A digestif transforms any meal into a celebration. Raising a glass of dark, alluring liqueur after the dinner plates are cleared is the perfect way to savor the end of the day and ring in the night with good cheer and digestion. As with most good things, they come with traditions, opinions, and lore—barefoot virgins, dressed in white, picking 23 walnuts after dark on the 23rd night of June—you know, that kind of thing. The lore, the flavor, and the names changed little by little as the spirited traditions moved from village to village across Europe, all regionally unique, but all of them ending in good drink.
Nocino is the Italian version of this after-dinner drink that flooded the old world. The Italians make it with “green” or “wet” walnuts, meaning, underripe walnuts, picked before the hard shells develop. This happens at the end of June in Italy, but here in Maine, with our native black walnut Juglans nigra, I find the right time to be in July. I’ve also found that, while this may be blasphemous, collecting the walnuts even after the shells have begun to develop (a little), produces a fine end product, they’re just harder to cut through, but nothing a cleaver or hammer can’t handle. I’ve made quite a few batches of booze with nuts that most people would say were a little too old for nocino, and I’ve never gotten anything back but empty glasses.

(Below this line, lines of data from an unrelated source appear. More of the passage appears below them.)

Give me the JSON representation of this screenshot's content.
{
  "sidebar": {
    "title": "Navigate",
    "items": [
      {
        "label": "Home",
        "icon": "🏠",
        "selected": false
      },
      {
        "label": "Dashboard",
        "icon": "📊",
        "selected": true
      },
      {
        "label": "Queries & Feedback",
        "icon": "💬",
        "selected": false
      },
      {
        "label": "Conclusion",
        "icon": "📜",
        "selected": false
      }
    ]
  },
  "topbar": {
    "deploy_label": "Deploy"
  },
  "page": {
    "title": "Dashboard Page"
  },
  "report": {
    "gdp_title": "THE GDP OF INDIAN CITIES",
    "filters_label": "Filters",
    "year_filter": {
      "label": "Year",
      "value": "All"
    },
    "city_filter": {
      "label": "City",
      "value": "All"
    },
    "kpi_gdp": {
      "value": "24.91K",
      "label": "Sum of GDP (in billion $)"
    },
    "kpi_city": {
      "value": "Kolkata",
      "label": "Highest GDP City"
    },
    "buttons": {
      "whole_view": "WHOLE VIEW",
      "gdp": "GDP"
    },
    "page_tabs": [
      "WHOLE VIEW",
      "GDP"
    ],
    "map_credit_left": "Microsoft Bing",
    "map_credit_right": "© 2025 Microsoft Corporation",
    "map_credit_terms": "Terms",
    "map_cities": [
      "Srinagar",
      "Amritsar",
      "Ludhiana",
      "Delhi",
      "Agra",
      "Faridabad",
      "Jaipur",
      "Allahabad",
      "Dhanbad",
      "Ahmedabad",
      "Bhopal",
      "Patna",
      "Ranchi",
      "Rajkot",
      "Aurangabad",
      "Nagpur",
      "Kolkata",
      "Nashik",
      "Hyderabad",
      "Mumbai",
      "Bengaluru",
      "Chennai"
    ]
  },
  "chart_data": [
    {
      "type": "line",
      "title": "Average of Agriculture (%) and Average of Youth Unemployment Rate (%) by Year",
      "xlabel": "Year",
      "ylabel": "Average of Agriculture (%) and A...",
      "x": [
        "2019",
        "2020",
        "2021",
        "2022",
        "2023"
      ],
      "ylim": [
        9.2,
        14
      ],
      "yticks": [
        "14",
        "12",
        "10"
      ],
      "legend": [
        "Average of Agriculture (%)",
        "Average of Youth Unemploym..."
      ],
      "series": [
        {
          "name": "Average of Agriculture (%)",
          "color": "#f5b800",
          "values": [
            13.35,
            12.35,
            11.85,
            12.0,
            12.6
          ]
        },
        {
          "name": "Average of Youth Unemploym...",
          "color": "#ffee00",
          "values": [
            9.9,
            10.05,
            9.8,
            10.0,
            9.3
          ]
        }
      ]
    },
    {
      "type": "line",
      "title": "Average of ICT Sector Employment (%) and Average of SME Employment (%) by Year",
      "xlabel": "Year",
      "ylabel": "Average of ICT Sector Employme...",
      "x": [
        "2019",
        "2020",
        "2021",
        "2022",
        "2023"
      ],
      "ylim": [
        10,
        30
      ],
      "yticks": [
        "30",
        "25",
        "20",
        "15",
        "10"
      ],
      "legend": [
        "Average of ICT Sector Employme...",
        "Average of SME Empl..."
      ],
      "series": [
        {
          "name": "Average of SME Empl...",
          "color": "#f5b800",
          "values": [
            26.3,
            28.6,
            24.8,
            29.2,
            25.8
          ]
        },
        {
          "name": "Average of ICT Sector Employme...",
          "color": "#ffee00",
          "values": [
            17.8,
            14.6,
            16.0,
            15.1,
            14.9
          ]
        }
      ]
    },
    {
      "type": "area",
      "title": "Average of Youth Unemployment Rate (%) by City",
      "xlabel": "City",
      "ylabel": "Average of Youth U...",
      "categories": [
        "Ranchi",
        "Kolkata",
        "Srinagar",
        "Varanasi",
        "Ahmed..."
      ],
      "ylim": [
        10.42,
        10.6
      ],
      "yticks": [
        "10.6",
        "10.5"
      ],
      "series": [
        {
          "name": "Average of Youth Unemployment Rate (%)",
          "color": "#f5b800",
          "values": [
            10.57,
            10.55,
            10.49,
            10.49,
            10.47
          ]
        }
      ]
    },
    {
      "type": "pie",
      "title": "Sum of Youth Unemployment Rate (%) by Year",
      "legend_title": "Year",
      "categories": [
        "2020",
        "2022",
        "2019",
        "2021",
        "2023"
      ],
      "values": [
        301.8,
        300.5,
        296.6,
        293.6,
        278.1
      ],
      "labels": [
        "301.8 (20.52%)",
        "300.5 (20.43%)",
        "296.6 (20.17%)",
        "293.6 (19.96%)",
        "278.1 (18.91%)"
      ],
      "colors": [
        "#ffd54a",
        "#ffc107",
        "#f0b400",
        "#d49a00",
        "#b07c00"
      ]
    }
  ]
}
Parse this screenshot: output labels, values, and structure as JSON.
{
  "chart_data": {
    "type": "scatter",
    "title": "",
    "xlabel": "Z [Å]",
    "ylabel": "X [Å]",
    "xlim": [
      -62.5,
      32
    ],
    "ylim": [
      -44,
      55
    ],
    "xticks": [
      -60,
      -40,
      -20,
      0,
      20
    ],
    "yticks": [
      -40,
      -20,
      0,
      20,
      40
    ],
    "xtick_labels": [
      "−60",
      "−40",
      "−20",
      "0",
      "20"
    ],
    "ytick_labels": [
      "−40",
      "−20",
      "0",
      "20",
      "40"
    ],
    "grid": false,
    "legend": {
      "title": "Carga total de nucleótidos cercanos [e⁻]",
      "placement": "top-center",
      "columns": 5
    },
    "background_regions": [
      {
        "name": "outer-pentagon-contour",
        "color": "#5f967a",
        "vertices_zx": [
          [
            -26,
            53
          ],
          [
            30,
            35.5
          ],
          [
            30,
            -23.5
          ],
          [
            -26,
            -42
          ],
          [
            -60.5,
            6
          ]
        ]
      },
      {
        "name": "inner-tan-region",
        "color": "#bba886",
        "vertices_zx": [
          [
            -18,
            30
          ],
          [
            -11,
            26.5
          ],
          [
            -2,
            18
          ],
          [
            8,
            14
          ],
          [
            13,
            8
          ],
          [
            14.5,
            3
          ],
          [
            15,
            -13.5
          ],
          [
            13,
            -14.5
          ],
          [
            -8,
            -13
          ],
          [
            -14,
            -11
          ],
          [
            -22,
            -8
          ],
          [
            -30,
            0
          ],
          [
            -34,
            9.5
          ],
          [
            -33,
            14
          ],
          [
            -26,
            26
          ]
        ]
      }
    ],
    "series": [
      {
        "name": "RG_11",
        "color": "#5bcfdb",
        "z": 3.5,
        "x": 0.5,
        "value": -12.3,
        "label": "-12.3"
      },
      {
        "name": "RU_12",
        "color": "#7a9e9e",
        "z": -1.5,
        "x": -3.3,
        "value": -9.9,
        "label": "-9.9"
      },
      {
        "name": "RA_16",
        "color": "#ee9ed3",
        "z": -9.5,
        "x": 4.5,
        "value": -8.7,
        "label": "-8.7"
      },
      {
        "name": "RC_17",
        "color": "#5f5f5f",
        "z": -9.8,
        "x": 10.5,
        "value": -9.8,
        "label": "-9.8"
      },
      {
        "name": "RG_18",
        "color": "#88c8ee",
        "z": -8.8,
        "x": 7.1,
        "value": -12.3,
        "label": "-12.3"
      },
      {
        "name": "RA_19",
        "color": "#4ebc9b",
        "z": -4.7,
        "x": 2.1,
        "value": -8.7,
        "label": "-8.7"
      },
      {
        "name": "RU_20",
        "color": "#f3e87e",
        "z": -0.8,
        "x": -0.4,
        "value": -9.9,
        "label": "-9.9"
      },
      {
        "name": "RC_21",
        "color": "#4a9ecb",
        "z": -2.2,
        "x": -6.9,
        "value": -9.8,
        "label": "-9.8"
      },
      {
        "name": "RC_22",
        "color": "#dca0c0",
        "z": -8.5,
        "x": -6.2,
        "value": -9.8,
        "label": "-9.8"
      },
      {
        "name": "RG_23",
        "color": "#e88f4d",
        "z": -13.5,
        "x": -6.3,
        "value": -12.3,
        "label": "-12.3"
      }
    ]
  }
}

Tradition is to collect the nuts when they’re still tender enough to slice through easily with a knife. Follow, or don’t, at your own risk.
While a classic nocino showcases the young walnuts as the forward flavor, the tradition welcomes the addition of other flavors. I’ve never actually followed the same recipe twice, I’m always wanting to twist and turn it with other herbs and spices. The following recipe is the base that I use as a foundation and is wonderful as-is or with additional flavors as your heart desires.
I like to keep a pint jar in the freezer for a chilled, impromptu pour after a meal. The rich, pungent tonic is perfect neat, on the rocks, splashed into sparkling water, or in cocktails. It’s my absolute favorite way to transform a dish of vanilla ice cream into a boozy sundae, and it’s a much more interesting substitute for vanilla extract in baked goods, but mostly, it’s for friends. I make a few gallons a year, and while I will sip it some nights alone, I savor it most in many glasses held high together.
- 1 gallon-sized glass jar
- 20 to 30 unripe walnuts, halved or quartered (wear gloves, they'll stain your skin)
- 1 quart 190-proof everclear
- 3 to 6 whole cloves
- 1 cinnamon stick
- Peel of 1 lemon
- Optional herbs and spices to taste. I recommend trying the basic recipe first, or doing two batches, which is what I usually do, one plain and one dolled up with flavors from coffee beans, angelica stem, spicebush, juniper berries, yellow birch bark, sweet cicely, goldenrod, star anise, galium trifolium, or sweet woodruff.
- 1 to 2 cups maple syrup or a simple syrup of 2 cups granulated sugar dissolved in 3 cups water. (This isn’t needed until the first 40-day maceration is complete.)
- Place your halved walnuts and herbs (chopped, torn, or crushed) in the jar, cover with everclear, and put a lid on.
- Shake the jar to make sure everything is incorporated, but mostly for good measure, and let sit for 40 days. Some people say let it sit in the sun, some people say cool and dark, I have tried both and landed in the middle on a room temperature pantry shelf.
- After 40 days, pour through a coffee filter to strain out all of the solids.
- Add your maple syrup or simple syrup to your filtered liquid and stir.
- Add 1 to 2 cups of water to taste. I recommend leaving it quite strong, as it mellows with age and is meant to be drunk in small, potent doses.
- Stir everything well and let age a minimum of another 40 days. The flavor will continue to develop and build surprising layers of charm for many years. I am currently drinking my last 2019 bottle and I’m so sad to see it go—make a double batch.